Aún más perversa es la noción generalizada de que así es como deben ser las cosas. Este es uno de los secretos del éxito del populismo de derecha. Podemos comprobarlo cuando la prensa sensacionalista suscita el recelo contra las trabajadoras del metro londinense por paralizar el servicio durante una disputa contractual. El solo hecho de que las trabajadoras del metro puedan paralizar todo Londres demuestra la necesidad de la labor que desempeñan, pero es precisamente esto lo que parece incordiar tanto a la gente. En Estados Unidos van aún más lejos; los Republicanos han tenido mucho éxito propagando el resentimiento hacia las profesoras o las obreras del sector automovilístico al llamar la atención sobre sus salarios y prestaciones sociales supuestamente excesivos (y no hacia los administradores de las escuelas o los directivos de la industria automovilística, que son quienes causan los problemas, lo cual sería más significativo). Es como si les estuvieran diciendo “¡Pero si tienen la suerte de enseñarle a las niñas! ¡O de fabricar coches! ¡Hacen trabajos de verdad! Y, por si fuera poco, ¡tienen la desfachatez de reclamar pensiones y atención sanitaria equivalentes a las de la clase media!”.
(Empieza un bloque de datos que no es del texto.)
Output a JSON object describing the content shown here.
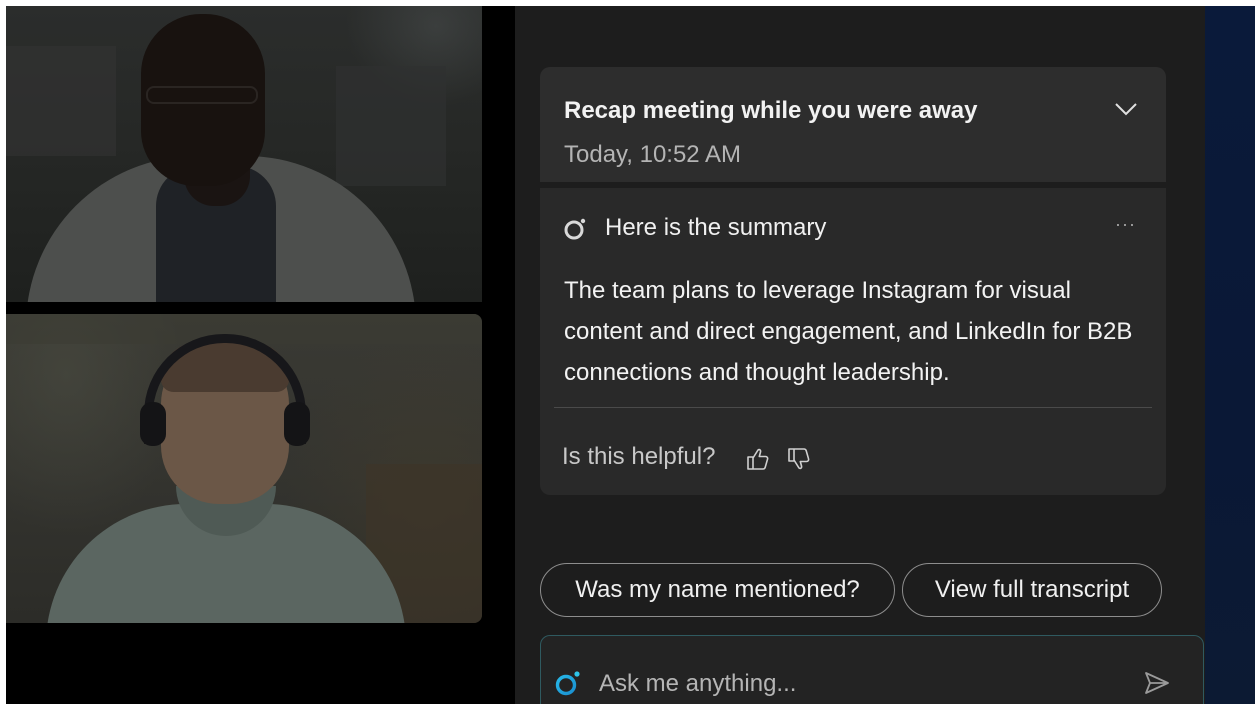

Si alguien hubiera diseñado un régimen laboral con el fin exclusivo de mantener los privilegios del mundo de las finanzas, difícilmente podría haberlo hecho mejor. Las verdaderas trabajadoras productivas sufren una explotación y una precariedad constantes. El resto se reparte entre el estrato aterrorizado y universalmente denigrado de las desempleadas y esa otra capa más grande que básicamente recibe un salario a cambio de no hacer nada en puestos diseñados para que se identifiquen con la sensibilidad y la perspectiva de la clase dirigente (directivos, administradores, etc.) –y en particular, de sus avatares financieros– pero que, a la vez, fomentan el creciente resentimiento hacia cualquiera que desempeñe un trabajo de indiscutible valor social. Evidentemente, este sistema no es fruto de un plan intencionado sino que emergió como resultado de casi un siglo de ensayo y error. Pero es la única explicación posible de por qué, a pesar de nuestra capacidad tecnológica, no se ha implantado la jornada laboral de tres o cuatro horas.